25 Veel later volgde er een nog grotere beloning. Jezus gebruikte de periode dat Jona zich in de vis bevond, als een profetisch beeld van de periode dat hijzelf in het graf (Sjeool) was. (Lees Mattheüs 12:38-40.) Wat zal Jona het geweldig vinden dat te horen wanneer hij op aarde een opstanding krijgt! (Joh. 5:28, 29) Jehovah wil jou ook graag belonen. Zul je net als Jona van je fouten leren en een gehoorzame en zelfopofferende instelling hebben?
a Dat Jona uit een Galilese stad kwam, is interessant omdat de farizeeën toen ze het over Jezus hadden, arrogant zeiden: „Onderzoek en zie dat uit Galilea geen enkele profeet wordt verwekt” (Joh. 7:52).

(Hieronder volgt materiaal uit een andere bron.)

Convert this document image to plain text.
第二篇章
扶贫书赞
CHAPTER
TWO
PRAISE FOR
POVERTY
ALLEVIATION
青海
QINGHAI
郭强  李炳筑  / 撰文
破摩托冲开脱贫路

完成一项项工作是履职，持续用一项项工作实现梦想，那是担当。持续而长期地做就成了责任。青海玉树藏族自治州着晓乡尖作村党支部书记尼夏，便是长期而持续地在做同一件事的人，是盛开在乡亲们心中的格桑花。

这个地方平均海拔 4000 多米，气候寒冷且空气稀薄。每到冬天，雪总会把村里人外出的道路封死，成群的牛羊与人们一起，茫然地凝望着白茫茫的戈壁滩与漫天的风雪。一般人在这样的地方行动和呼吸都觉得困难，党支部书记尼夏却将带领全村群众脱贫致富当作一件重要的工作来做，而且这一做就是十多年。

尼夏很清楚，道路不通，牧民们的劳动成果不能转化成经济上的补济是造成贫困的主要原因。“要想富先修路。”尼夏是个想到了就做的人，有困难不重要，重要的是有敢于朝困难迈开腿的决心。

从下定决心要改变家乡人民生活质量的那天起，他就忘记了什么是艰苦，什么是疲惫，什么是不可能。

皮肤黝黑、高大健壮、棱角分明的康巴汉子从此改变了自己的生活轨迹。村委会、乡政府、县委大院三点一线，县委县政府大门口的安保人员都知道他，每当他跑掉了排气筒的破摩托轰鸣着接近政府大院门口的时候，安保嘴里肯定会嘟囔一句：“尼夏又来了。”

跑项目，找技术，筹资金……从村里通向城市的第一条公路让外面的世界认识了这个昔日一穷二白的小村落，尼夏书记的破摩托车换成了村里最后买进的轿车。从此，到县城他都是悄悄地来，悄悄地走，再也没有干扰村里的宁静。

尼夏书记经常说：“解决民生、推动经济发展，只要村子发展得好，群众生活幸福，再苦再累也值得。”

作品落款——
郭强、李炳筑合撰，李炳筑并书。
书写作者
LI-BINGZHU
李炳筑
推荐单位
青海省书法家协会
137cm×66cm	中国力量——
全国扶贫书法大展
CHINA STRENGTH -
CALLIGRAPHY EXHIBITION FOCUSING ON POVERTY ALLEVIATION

Veel vertalers en onderzoekers veronderstellen dat de farizeeën hier generaliseerden en beweerden dat er uit het eenvoudige Galilea nooit een profeet was voortgekomen of zou kunnen voortkomen. Als dat zo is, dan negeerden ze niet alleen de profetieën maar ook de geschiedenis (Jes. 9:1, 2).
b De Septuaginta beklemtoont hoe diep Jona’s slaap was door eraan toe te voegen dat hij snurkte. Toch hoeft Jona’s slaap geen teken van onverschilligheid te zijn, want soms hebben mensen die heel down zijn een grote drang om te slapen. Tijdens Jezus’ moeilijke uren in de hof van Gethsemané vond hij Petrus, Jakobus en Johannes „sluimerend van droefheid” (Luk. 22:45).
c Toen deze passage in het Grieks werd vertaald, werd het Hebreeuwse woord voor „vis” weergegeven met een woord dat „zeemonster” of „reusachtige vis” betekent. Hoewel we niet precies kunnen vaststellen om wat voor zeedier het ging, zijn er in de Middellandse Zee haaien waargenomen die groot genoeg zijn om een mens in zijn geheel in te slikken. Op andere plaatsen komen veel grotere haaien voor; de walvishaai kan wel vijftien meter lang worden, en mogelijk nog langer!